Chances are, you are already experiencing the consequences of bounded rationality in your everyday life.
For one thing, to understand bounded rationality is to understand that as a human, you are inherently an irrational being trying to fit into a rational box. You are constantly making choices—and likely putting pressure on yourself to make the ‘right’ one—while having to overcome a variety of biases and heuristics you are already prone to.
Of course, you are also susceptible to cognitive fatigue. After a 15-hour shift at work or the mental effort it takes to resist a third slice of pizza, you are more prone to using heuristics and more likely to make a poor decision than you might after a restful 8 hours of sleep. Although heuristics and biases are always present, they can be much more influential when your mental resources are depleted.
Also, each of your choices requires a certain amount of information before it can be made. While you know this, you also know that you don’t have the time nor money to consult all possible information on a topic before making a decision about it. You may ask one or two people who have been to different universities before making your own choice, but you’re not going to consult all existing alumni.
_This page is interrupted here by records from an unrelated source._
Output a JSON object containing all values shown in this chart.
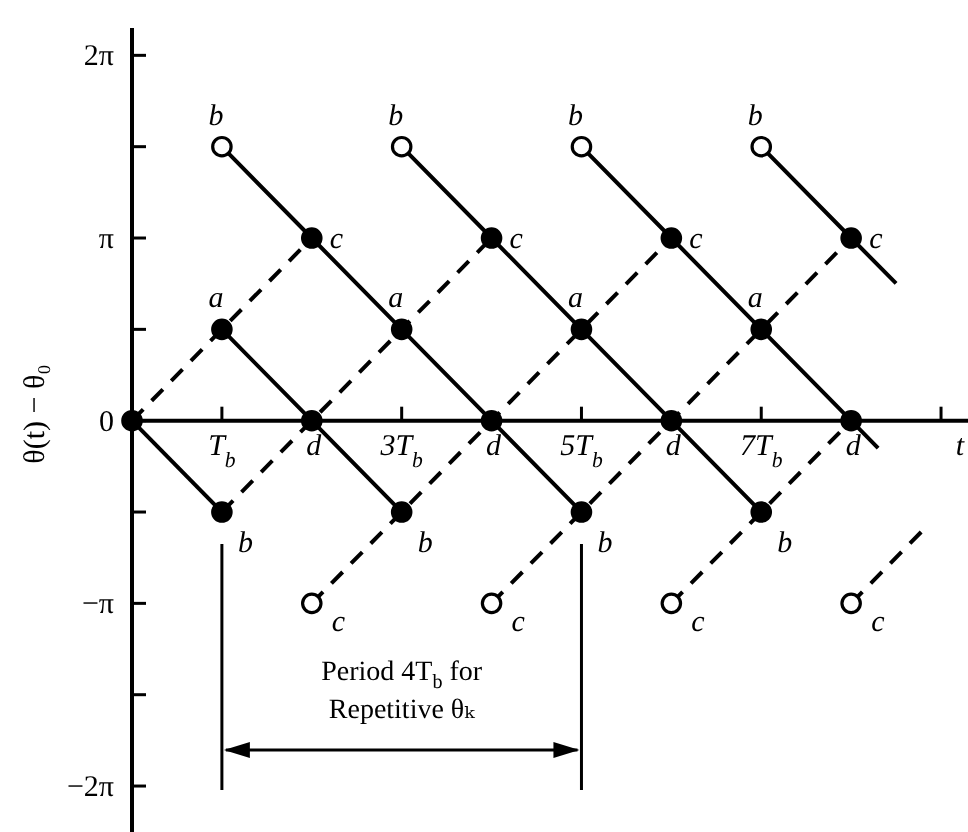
{
  "chart_data": {
    "type": "line",
    "xlabel": "t",
    "ylabel": "θ(t) − θ₀",
    "xlim": [
      0,
      9.3
    ],
    "xticks": [
      {
        "value": 1,
        "label": "T$_{b}$"
      },
      {
        "value": 3,
        "label": "3T$_{b}$"
      },
      {
        "value": 5,
        "label": "5T$_{b}$"
      },
      {
        "value": 7,
        "label": "7T$_{b}$"
      },
      {
        "value": 9,
        "label": null
      }
    ],
    "ylim": [
      -7.07,
      6.75
    ],
    "yticks": [
      {
        "value": -6.28,
        "label": "−2π"
      },
      {
        "value": -4.71,
        "label": null
      },
      {
        "value": -3.14,
        "label": "−π"
      },
      {
        "value": -1.57,
        "label": null
      },
      {
        "value": 0,
        "label": "0"
      },
      {
        "value": 1.57,
        "label": null
      },
      {
        "value": 3.14,
        "label": "π"
      },
      {
        "value": 4.71,
        "label": null
      },
      {
        "value": 6.28,
        "label": "2π"
      }
    ],
    "series": [
      {
        "color": "#000000",
        "line_style": "solid",
        "x": [
          0,
          1
        ],
        "values": [
          0,
          -1.57
        ]
      },
      {
        "color": "#000000",
        "line_style": "solid",
        "x": [
          1,
          2,
          3
        ],
        "values": [
          1.57,
          0,
          -1.57
        ]
      },
      {
        "color": "#000000",
        "line_style": "solid",
        "x": [
          1,
          2,
          3,
          4,
          5
        ],
        "values": [
          4.71,
          3.14,
          1.57,
          0,
          -1.57
        ]
      },
      {
        "color": "#000000",
        "line_style": "solid",
        "x": [
          3,
          4,
          5,
          6,
          7
        ],
        "values": [
          4.71,
          3.14,
          1.57,
          0,
          -1.57
        ]
      },
      {
        "color": "#000000",
        "line_style": "solid",
        "x": [
          5,
          6,
          7,
          8,
          8.3
        ],
        "values": [
          4.71,
          3.14,
          1.57,
          0,
          -0.47
        ]
      },
      {
        "color": "#000000",
        "line_style": "solid",
        "x": [
          7,
          8,
          8.5
        ],
        "values": [
          4.71,
          3.14,
          2.36
        ]
      },
      {
        "color": "#000000",
        "line_style": "dashed",
        "x": [
          0,
          1,
          2
        ],
        "values": [
          0,
          1.57,
          3.14
        ]
      },
      {
        "color": "#000000",
        "line_style": "dashed",
        "x": [
          1,
          2,
          3,
          4
        ],
        "values": [
          -1.57,
          0,
          1.57,
          3.14
        ]
      },
      {
        "color": "#000000",
        "line_style": "dashed",
        "x": [
          2,
          3,
          4,
          5,
          6
        ],
        "values": [
          -3.14,
          -1.57,
          0,
          1.57,
          3.14
        ]
      },
      {
        "color": "#000000",
        "line_style": "dashed",
        "x": [
          4,
          5,
          6,
          7,
          8
        ],
        "values": [
          -3.14,
          -1.57,
          0,
          1.57,
          3.14
        ]
      },
      {
        "color": "#000000",
        "line_style": "dashed",
        "x": [
          6,
          7,
          8
        ],
        "values": [
          -3.14,
          -1.57,
          0
        ]
      },
      {
        "color": "#000000",
        "line_style": "dashed",
        "x": [
          8,
          8.8
        ],
        "values": [
          -3.14,
          -1.88
        ]
      },
      {
        "type": "scatter",
        "color": "#000000",
        "marker": "circle",
        "x": [
          0,
          1,
          1,
          2,
          2,
          3,
          3,
          4,
          4,
          5,
          5,
          6,
          6,
          7,
          7,
          8,
          8
        ],
        "values": [
          0,
          1.57,
          -1.57,
          3.14,
          0,
          1.57,
          -1.57,
          3.14,
          0,
          1.57,
          -1.57,
          3.14,
          0,
          1.57,
          -1.57,
          3.14,
          0
        ]
      },
      {
        "type": "scatter",
        "color": "#ffffff",
        "marker": "circle",
        "x": [
          1,
          3,
          5,
          7,
          2,
          4,
          6,
          8
        ],
        "values": [
          4.71,
          4.71,
          4.71,
          4.71,
          -3.14,
          -3.14,
          -3.14,
          -3.14
        ]
      }
    ],
    "annotations": [
      {
        "text": "a",
        "x": 1,
        "y": 1.57
      },
      {
        "text": "a",
        "x": 3,
        "y": 1.57
      },
      {
        "text": "a",
        "x": 5,
        "y": 1.57
      },
      {
        "text": "a",
        "x": 7,
        "y": 1.57
      },
      {
        "text": "b",
        "x": 1,
        "y": 4.71
      },
      {
        "text": "b",
        "x": 3,
        "y": 4.71
      },
      {
        "text": "b",
        "x": 5,
        "y": 4.71
      },
      {
        "text": "b",
        "x": 7,
        "y": 4.71
      },
      {
        "text": "b",
        "x": 1,
        "y": -1.57
      },
      {
        "text": "b",
        "x": 3,
        "y": -1.57
      },
      {
        "text": "b",
        "x": 5,
        "y": -1.57
      },
      {
        "text": "b",
        "x": 7,
        "y": -1.57
      },
      {
        "text": "c",
        "x": 2,
        "y": 3.14
      },
      {
        "text": "c",
        "x": 4,
        "y": 3.14
      },
      {
        "text": "c",
        "x": 6,
        "y": 3.14
      },
      {
        "text": "c",
        "x": 8,
        "y": 3.14
      },
      {
        "text": "c",
        "x": 2,
        "y": -3.14
      },
      {
        "text": "c",
        "x": 4,
        "y": -3.14
      },
      {
        "text": "c",
        "x": 6,
        "y": -3.14
      },
      {
        "text": "c",
        "x": 8,
        "y": -3.14
      },
      {
        "text": "d",
        "x": 2,
        "y": 0
      },
      {
        "text": "d",
        "x": 4,
        "y": 0
      },
      {
        "text": "d",
        "x": 6,
        "y": 0
      },
      {
        "text": "d",
        "x": 8,
        "y": 0
      },
      "Period 4T$_{b}$ for Repetitive θₖ"
    ]
  }
}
Thus, bounded by a certain fixed level of cognitive resources and information at any given time, your choices are probably about half chance.
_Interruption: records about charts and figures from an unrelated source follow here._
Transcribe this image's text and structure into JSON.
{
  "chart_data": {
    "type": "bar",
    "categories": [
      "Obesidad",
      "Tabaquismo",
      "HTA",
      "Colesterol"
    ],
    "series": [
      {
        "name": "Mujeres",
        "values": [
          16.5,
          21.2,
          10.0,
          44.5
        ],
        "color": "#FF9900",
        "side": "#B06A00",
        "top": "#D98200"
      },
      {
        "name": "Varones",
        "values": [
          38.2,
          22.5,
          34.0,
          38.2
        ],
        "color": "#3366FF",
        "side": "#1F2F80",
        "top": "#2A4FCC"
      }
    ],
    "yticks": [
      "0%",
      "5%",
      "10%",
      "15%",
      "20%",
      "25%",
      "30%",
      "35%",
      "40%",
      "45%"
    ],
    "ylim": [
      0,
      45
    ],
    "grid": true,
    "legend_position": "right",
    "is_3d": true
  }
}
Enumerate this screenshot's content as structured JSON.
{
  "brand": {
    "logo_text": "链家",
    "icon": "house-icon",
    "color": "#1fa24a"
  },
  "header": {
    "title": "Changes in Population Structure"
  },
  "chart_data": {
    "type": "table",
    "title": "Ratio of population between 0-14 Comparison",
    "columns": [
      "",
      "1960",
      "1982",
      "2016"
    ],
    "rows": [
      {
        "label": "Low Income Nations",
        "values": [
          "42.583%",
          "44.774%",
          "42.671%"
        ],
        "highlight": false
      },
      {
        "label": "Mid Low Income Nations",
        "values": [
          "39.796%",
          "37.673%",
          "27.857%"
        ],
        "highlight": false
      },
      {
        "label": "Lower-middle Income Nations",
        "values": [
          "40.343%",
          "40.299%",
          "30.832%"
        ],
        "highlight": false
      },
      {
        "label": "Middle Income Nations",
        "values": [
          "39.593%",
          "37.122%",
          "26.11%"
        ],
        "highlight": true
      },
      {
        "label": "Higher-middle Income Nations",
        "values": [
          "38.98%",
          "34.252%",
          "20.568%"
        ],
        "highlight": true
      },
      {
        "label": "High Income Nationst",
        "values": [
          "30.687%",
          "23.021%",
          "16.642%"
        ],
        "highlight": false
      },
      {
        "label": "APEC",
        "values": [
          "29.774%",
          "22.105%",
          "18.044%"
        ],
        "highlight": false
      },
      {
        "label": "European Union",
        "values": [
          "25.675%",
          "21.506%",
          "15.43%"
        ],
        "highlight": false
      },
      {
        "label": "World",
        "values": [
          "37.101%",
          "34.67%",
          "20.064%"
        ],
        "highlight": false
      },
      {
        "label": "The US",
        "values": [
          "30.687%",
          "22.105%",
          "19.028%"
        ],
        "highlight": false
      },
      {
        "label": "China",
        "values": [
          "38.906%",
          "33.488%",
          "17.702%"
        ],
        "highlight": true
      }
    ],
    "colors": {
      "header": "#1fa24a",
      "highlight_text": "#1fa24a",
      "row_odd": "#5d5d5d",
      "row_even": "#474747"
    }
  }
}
So far, do you feel more sure of your last choice, or less sure? On one hand, the concept of bounded rationality can be terrifying since it comes with the conclusion that you don’t have full control over your choices, and therefore can’t guarantee your desired outcomes.
On the other hand, the concept of bounded rationality is humbling, as it brings attention to the fact that there is not always a perfectly ‘right choice’ and that our decisions are the result of a variety of uncontrollable factors.
Overall, the concept of bounded rationality calls attention to the fact that we need a certain degree of irrationality in order to live a rational life. Although your choices may be partially irrational since they are based on limited resources, would it be more rational to spend days on end compiling all possible information you could find before making a simple choice? Absolutely not. In order to live a life that is rational, we need to give in to a certain level of ‘irrational’ decisions.